Ordered Field: $|x|\le y$ iff $-y\le x\le y$ I had a question regarding this part of a theorem that describes the inequalities of the absolute value function for order field $\mathbb{F}.$ Here is the theorem:
Theorem: Let $\mathbb{F}$ be an ordered field and $x,y\in\mathbb{F}$. Then
(a)$|x|\geq0$ and $|x|=0\Leftrightarrow{x}=0;$
...
(d) $|x|\leq{y}\Leftrightarrow-y\leq{x}\leq{y}.$
I am trying to prove statement "(d)," as shown above. Here is my proof:
Proof: We prove that (A) $|x|\leq{y}\Rightarrow-y\leq{x}\leq{y}$ and (B) $-y\leq{x}\leq{y}\Rightarrow|x|\leq{y}.$
(A) We know that $|x|=x.$ Thus, $|x|\leq{y}=x\leq{y}.$ Knowing also that $|x|=|-x|,$ then $|-x|\geq-y=x\geq-y.$ So, we know now that ($x\leq{y}$ and $x\geq-y$)$=-y\leq{x}\leq{y}.$  $\therefore |x|\leq{y}\Rightarrow-y\leq{x}\leq{y}.$
(B) $-y\leq{x}\leq{y}=$ ($x\leq{y}$ and $x\geq-y$). If $x\leq{y}$, then $|x|=y$ is also true by (a). It is the same for $x\leq{y}.$ Thus, this shows that $|x|\leq{y}.$ $\therefore -y\leq{x}\leq{y}\Rightarrow|x|\leq{y}.$ $\blacksquare$  
I need to know if I had written this proof right.
 A: Your proof, at least as written, is wrong.


*

*We do not know that $|x| = x$. Since most of what you wrote for (A) depends on that claim, it's not useful.

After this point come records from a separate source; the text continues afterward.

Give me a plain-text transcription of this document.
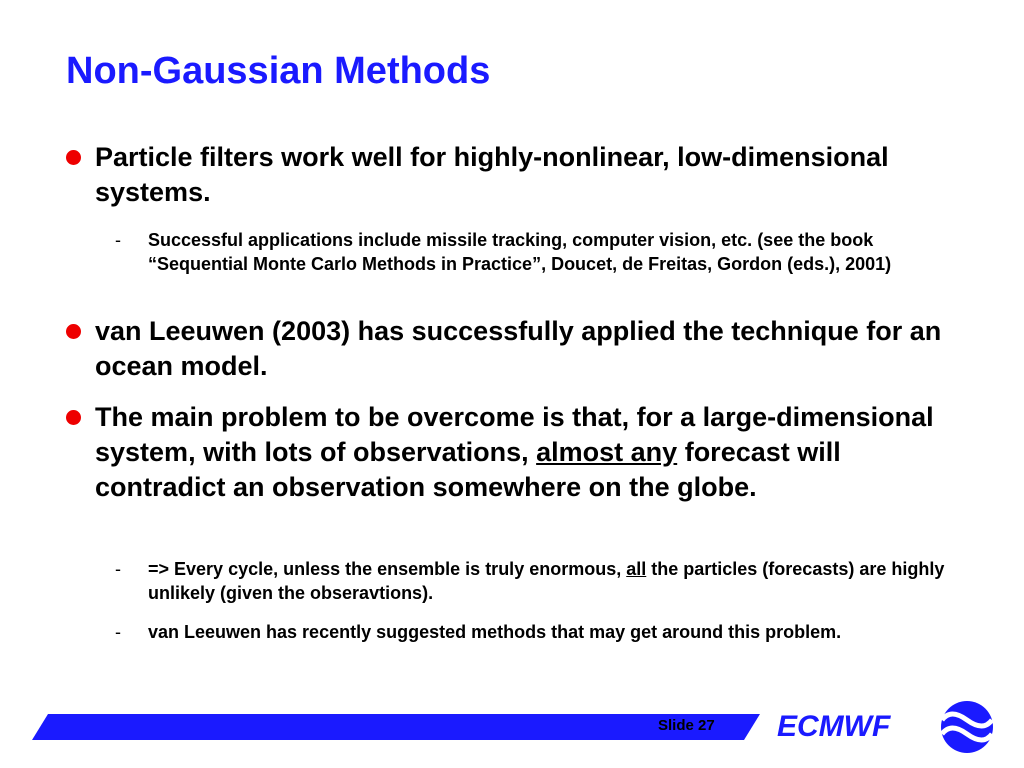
Non-Gaussian Methods
Particle filters work well for highly-nonlinear, low-dimensional systems.
- Successful applications include missile tracking, computer vision, etc. (see the book “Sequential Monte Carlo Methods in Practice”, Doucet, de Freitas, Gordon (eds.), 2001)
van Leeuwen (2003) has successfully applied the technique for an ocean model.
The main problem to be overcome is that, for a large-dimensional system, with lots of observations, almost any forecast will contradict an observation somewhere on the globe.
- => Every cycle, unless the ensemble is truly enormous, all the particles (forecasts) are highly unlikely (given the obseravtions).
- van Leeuwen has recently suggested methods that may get around this problem.
Slide 27 ECMWF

*You seem to be using $=$ to equate inequalities, which is incorrect: $|x| \leq y = x \leq y$ means that all three of the statements $|x| \leq y$, $y = x$, and $x \leq y$ are true. Try using words to correctly express your intent, or if you must, write $|x| \leq y \Longleftrightarrow x \leq y$ to mean "$|x| \leq y$ if and only if $x \leq y$". You might use $\equiv$ instead of $\Longleftrightarrow$, but in my opinion that doesn't read well.

*I think at the end of your proof of A, you use the fact that you have proven $x \geq -y$. However, nowhere in your proof have you claimed to have proven that statement: the closest you got was to claim it is equivalent to $|-x| \geq y$.

*In your proof of (B), you say you are using (a) to conclude $|x| = y$; however, nothing in (a) directly resembles either that claim, or the hypothesis you are invoking.

*It is not clear what you mean by "it is the same for $x \leq y$".

*Nor is it clear how you are therefore inferring $|x| \leq y$.

I think the proof form you were trying to invoke for part (A) was


*

*Suppose that $|x| = x$. Insert argument here. Therefore $-y \leq x \leq y$.

*Suppose that $|x| = -x$. Insert argument here. Therefore $-y \leq x \leq y$.

*Since $|x| = x$ or $|x| = -x$, we conclude $-y \leq x \leq y$.


although I would normally use "$x \geq 0$ or $x \leq 0$" rather than "$|x| = x$ or $|x| = -x$".